Is it a good idea to call shell commands from within C?

Question

There's a unix shell command (udevadm info -q path -n /dev/ttyUSB2) that I want to call from a C program. With probably about a week of struggle, I could re-implement it myself, but I don't want to do that.

Is it widely accepted good practice for me to just call popen("my_command", "r");, or will that introduce unacceptable security problems and forwards compatibility issues? It feels wrong to me to do something like this, but I can't put my finger on why it would be bad.

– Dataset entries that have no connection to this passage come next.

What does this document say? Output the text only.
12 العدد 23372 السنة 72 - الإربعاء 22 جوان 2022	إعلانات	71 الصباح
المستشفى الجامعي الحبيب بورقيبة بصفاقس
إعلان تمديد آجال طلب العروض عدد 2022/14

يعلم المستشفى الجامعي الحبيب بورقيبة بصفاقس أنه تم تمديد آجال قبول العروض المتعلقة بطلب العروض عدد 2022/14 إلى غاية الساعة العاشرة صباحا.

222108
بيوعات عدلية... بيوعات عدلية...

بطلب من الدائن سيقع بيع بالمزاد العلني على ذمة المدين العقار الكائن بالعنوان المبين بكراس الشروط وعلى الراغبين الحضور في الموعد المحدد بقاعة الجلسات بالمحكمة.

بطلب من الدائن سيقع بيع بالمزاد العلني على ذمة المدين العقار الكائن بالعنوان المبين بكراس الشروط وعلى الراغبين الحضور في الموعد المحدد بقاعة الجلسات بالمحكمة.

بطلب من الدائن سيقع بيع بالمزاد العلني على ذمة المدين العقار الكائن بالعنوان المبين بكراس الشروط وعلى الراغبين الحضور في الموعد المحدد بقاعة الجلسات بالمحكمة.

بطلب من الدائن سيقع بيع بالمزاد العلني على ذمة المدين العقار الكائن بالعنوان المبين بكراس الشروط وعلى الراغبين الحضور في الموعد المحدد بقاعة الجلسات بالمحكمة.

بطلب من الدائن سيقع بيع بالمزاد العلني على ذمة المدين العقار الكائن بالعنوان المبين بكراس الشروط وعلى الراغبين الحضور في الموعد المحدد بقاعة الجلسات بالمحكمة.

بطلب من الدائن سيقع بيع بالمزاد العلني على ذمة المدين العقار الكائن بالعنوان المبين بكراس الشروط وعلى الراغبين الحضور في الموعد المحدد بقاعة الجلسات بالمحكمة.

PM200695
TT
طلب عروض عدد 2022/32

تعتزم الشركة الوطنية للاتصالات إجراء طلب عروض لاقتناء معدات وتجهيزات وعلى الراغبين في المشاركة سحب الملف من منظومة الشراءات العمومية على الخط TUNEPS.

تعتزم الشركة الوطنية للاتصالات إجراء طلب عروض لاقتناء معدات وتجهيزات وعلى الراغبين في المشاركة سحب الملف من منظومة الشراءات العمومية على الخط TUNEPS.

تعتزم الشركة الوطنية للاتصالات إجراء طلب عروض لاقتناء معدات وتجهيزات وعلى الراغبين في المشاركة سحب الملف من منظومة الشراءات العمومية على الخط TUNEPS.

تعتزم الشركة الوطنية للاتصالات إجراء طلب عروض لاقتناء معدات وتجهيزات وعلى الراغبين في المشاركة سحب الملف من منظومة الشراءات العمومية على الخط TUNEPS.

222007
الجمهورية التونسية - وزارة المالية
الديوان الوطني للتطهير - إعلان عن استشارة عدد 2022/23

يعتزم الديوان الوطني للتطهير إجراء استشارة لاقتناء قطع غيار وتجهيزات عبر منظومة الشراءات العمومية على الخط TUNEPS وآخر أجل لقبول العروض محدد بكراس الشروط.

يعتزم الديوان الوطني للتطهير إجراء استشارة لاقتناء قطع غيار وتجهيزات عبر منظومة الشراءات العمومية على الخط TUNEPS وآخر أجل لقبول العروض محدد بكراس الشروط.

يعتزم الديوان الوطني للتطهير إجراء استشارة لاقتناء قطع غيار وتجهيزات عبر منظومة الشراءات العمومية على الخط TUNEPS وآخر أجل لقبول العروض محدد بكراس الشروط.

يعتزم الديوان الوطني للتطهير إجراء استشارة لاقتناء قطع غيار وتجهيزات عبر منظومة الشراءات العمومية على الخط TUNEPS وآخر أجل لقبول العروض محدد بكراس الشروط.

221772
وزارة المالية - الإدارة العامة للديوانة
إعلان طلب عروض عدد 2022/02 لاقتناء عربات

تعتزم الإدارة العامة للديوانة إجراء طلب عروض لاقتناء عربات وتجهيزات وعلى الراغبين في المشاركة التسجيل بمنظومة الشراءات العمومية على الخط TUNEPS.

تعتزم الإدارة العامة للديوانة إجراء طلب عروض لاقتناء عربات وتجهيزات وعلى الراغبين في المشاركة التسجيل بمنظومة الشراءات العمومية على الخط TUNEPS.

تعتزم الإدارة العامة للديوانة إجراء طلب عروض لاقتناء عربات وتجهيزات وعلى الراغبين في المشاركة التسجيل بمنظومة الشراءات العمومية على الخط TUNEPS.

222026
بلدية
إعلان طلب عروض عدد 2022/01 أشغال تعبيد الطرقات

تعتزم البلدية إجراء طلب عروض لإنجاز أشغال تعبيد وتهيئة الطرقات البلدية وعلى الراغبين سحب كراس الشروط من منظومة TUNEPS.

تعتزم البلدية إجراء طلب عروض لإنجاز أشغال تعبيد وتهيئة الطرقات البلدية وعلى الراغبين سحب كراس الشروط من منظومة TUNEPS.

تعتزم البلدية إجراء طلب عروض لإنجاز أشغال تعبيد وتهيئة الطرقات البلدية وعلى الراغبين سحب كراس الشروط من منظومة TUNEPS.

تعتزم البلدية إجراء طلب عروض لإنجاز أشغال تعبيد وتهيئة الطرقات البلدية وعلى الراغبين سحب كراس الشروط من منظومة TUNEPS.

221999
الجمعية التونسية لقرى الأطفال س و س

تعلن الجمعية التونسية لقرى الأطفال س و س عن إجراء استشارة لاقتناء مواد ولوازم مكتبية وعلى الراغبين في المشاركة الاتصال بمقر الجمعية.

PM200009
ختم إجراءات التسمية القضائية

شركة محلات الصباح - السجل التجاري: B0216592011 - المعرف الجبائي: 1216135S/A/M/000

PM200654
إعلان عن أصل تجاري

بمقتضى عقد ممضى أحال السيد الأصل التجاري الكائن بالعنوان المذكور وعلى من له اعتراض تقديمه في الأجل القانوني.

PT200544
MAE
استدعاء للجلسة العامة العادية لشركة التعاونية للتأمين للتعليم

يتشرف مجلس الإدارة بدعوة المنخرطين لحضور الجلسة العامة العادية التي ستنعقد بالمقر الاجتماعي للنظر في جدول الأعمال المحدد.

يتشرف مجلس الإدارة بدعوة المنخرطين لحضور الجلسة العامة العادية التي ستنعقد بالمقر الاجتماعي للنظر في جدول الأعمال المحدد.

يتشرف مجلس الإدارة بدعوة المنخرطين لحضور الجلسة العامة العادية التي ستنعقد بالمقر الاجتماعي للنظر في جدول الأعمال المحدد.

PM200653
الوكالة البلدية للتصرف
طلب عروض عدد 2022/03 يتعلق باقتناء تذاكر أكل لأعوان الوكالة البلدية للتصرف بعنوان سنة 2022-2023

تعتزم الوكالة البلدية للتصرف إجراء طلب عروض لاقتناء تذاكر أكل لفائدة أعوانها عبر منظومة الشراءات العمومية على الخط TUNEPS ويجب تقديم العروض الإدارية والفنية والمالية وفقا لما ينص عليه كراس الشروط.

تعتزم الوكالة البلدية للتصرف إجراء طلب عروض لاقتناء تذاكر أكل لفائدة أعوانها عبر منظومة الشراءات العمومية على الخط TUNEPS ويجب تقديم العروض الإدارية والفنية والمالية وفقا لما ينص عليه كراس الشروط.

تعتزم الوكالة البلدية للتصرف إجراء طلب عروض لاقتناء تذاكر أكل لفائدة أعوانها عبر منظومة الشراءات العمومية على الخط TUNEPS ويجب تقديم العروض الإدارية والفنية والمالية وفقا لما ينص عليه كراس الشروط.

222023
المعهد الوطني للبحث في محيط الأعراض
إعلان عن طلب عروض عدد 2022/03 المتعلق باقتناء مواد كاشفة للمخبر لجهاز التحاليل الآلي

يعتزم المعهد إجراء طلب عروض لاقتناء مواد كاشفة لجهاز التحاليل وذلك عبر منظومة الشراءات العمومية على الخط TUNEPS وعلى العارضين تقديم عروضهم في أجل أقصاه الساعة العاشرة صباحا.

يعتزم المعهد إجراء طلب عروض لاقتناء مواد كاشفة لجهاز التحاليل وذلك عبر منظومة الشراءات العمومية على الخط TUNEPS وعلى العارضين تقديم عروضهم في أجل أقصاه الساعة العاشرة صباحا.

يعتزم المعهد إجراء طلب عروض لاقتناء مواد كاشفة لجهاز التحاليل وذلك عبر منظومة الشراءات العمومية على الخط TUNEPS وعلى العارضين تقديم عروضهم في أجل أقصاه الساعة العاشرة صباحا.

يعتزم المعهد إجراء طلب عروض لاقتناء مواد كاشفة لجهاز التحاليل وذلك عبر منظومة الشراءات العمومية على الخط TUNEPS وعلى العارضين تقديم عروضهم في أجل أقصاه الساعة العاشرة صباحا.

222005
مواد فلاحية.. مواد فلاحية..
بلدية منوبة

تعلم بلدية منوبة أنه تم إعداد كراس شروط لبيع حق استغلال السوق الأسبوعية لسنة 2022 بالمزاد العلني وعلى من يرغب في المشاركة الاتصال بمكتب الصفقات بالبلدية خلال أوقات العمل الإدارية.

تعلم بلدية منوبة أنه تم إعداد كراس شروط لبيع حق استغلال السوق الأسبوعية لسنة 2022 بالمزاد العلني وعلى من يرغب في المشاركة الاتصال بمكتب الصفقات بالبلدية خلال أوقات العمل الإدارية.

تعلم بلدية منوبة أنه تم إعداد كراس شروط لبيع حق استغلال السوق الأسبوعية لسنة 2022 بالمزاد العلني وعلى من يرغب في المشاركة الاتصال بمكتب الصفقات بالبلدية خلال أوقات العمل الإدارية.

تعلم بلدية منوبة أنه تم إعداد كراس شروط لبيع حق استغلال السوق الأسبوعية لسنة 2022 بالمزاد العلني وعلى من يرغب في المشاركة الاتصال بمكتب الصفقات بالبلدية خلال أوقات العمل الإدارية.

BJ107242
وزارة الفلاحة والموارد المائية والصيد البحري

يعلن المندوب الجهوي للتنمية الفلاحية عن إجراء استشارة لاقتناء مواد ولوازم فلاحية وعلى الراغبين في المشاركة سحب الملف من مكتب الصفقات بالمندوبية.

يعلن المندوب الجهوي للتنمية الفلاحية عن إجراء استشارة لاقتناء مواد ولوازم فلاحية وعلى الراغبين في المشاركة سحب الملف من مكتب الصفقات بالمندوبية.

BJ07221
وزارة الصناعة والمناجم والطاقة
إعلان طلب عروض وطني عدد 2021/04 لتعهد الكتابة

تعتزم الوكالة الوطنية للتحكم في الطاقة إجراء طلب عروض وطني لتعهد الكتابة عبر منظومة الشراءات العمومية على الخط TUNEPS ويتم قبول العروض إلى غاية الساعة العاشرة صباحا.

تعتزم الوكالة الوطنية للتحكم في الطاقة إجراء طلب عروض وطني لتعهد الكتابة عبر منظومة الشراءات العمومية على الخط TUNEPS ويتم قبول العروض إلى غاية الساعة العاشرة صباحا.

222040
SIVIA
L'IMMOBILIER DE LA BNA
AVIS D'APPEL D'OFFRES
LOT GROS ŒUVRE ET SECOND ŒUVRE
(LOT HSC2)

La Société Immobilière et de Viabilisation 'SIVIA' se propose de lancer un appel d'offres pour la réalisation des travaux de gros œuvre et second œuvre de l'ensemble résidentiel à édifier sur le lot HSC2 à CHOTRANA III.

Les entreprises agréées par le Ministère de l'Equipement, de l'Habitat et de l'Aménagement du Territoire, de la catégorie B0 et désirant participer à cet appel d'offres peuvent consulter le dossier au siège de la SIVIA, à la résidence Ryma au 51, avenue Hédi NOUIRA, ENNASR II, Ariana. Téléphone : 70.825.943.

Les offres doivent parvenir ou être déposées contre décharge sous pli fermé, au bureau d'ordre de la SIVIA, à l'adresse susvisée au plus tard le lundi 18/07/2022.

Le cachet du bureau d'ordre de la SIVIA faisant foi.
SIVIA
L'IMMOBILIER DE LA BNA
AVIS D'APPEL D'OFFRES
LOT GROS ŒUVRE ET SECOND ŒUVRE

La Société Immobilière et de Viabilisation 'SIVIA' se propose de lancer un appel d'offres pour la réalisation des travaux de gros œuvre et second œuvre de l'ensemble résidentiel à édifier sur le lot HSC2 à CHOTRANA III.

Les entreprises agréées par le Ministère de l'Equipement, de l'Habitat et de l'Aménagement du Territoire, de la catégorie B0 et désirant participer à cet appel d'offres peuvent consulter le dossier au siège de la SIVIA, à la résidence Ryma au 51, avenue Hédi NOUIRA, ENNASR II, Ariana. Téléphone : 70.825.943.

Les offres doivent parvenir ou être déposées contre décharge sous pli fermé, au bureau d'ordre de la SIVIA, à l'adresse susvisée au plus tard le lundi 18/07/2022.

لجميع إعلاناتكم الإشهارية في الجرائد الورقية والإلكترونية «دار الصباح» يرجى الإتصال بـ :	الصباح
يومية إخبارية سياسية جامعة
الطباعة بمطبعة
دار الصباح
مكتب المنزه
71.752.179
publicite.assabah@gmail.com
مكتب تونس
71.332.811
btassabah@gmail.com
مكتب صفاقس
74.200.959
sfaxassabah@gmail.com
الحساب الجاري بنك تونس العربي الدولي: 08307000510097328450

I'm only calling on a string constant. How would that happen? Doesn't the MMU detect tampering with read-only memory? — John M, Jun 19 '17 at 15:27
I was mainly thinking of the case where you supplied user input as shell command arguments. — MetaFight, Jun 19 '17 at 15:28
woooahhh no that sounds like a bad idea. idk if I would ever do that. — John M, Jun 19 '17 at 15:29
Could someone put a malicious `udevadm` executable in the same directory as your program and use it to escalate privileges? I don't know much about unix security, but will your program be run with `setuid root`? — Andrew, Jun 19 '17 at 18:01
@AndrewPiliser Great point. they totally could, but I don't suspect that it will be run as root. Anyways, this software is not going to be widely used and that's an awfully specific attack. — John M, Jun 19 '17 at 18:08
@AndrewPiliser If the current directory isn't on the `PATH`, then no - it would have to be run with `./udevadm`. IIRC Windows would run same-directory executables, though. — Izkata, Jun 19 '17 at 18:57
@Izkata Right, which is why `Program Files` in Windows is protected. — Andrew, Jun 19 '17 at 19:12
Whenever possible invoke the desired program directly without going through the shell. — CodesInChaos, Jun 20 '17 at 08:02
`popen` invokes a shell. If running with different privileges than the invoking user, it's better to use `pipe` + `fork` + `execve`. Cf: shellshock. — ninjalj, Jun 20 '17 at 09:45
@CodesInChaos, a hundred times, **no!** If you need to start a program from within your program, use a shell script, that is what they are used for. Starting programs directly will mess up your `PATH` and all your other environment variables. — sleblanc, Jun 21 '17 at 03:11
@sleblanc: a hundred times, **yes!**, at least when running with privileges on behalf of a less privileged user. A shell can be subverted through many environment variables: IFS, PATH, SHELLOPTS=xtrace + PS4, any variable before shellshock was fixed, ... — ninjalj, Jun 21 '17 at 09:34
@ninjalj, now, if your shell is vulnerable, that is another can of worms. But I would rather a program use the `gs` executable that is found in my `PATH` rather than it being hardcoded to `/usr/bin/gs`. This is the Unix philosophy. An attacker with sufficient privileges will be able to use other means, such as replacing the hard-coded path or wrapping the `exec*` calls with a compromised version. — sleblanc, Jun 22 '17 at 23:06
An attacker who can wrap the `exec*` calls or replace a hard-coded path has already all the privileges. You should never depend on an unsanitized `PATH` on a program running with different privileges than the invoking user. `exec*p` on such a program implies that you need to sanitize `PATH`, preferably setting it yourself to a sensible value. `system` and `popen` should be avoided in such a program. — ninjalj, Jun 23 '17 at 10:02

Brian Agnew · Accepted Answer · 2017-06-20T09:22:20.717

59

It's not particularly bad, but there are some caveats.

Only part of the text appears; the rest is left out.